Occasionally, regulators do not handle content appropriately which results in harmful games being given a lower age certificate. This could be said for Hatred as despite being given an 18 certificate by PEGI, the video game caused a moral panic and demands were made for it to be removed from download. Steam, a popular online download site complied with these demands thus supporting the fact that PEGI may not be a very effective organisation in protecting the public. Hatred is a game which follows the protagonists “genocide crusade” against the human race. The main issue was that there was little context for the mass murdering sociopath which the audiences play as. It could be argued that by giving Hatred an 18 certificate, PEGI serves to protect the public. This is due to the uses and gratifications media effects theory, as this graphic video game will allow players to act out their violent impulses, rather than being violent in real life. Therefore, by allowing this controversial game to be released, PEGI protects the public by creating an outlet for aggressive behaviour.

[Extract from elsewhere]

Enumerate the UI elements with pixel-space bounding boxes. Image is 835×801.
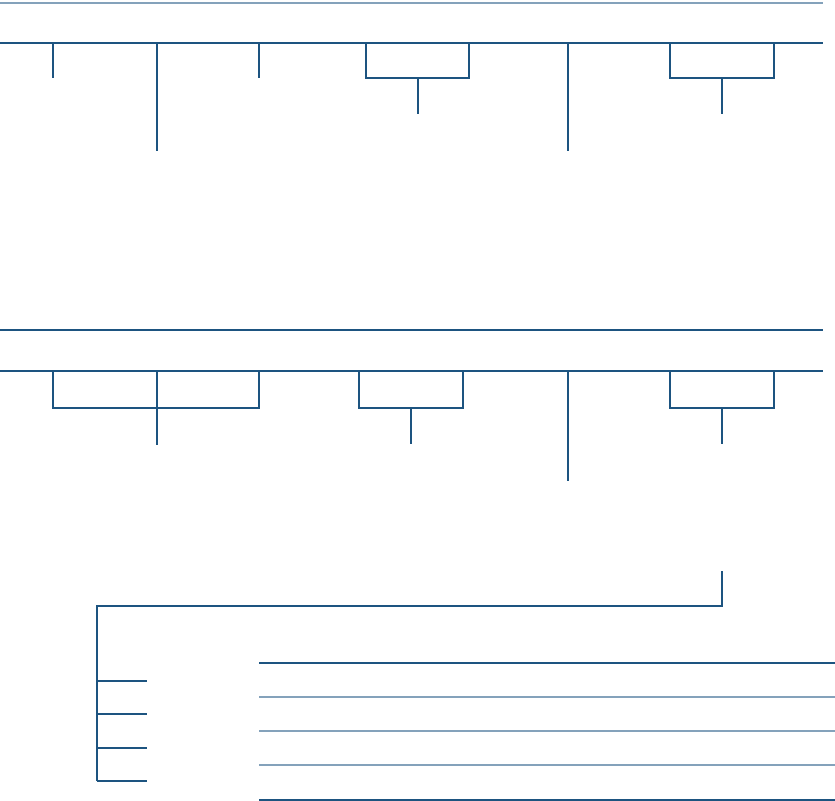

Ultimately, both the BBFC and PEGI do a good job of protecting the public if the public chooses to be protected. If audience members and players follow the given certificates, they will be fully protected from the harmful content; if they opt to go against these age ratings then they will not be protected. However, this is not down to the capability of the BBFC or PEGI as they have done as much as they can to protect the public without making watching rejected films or permitting young children to watch these films against the law. In the future, there will need to be better regulation of piracy sites for both video games and films. This will help to further protect audiences from unregulated content. There may also be ways introduced to identify audiences at home, thus furthering the power of the physical gate keeper and enforcing these certificates to protect the public on all platforms.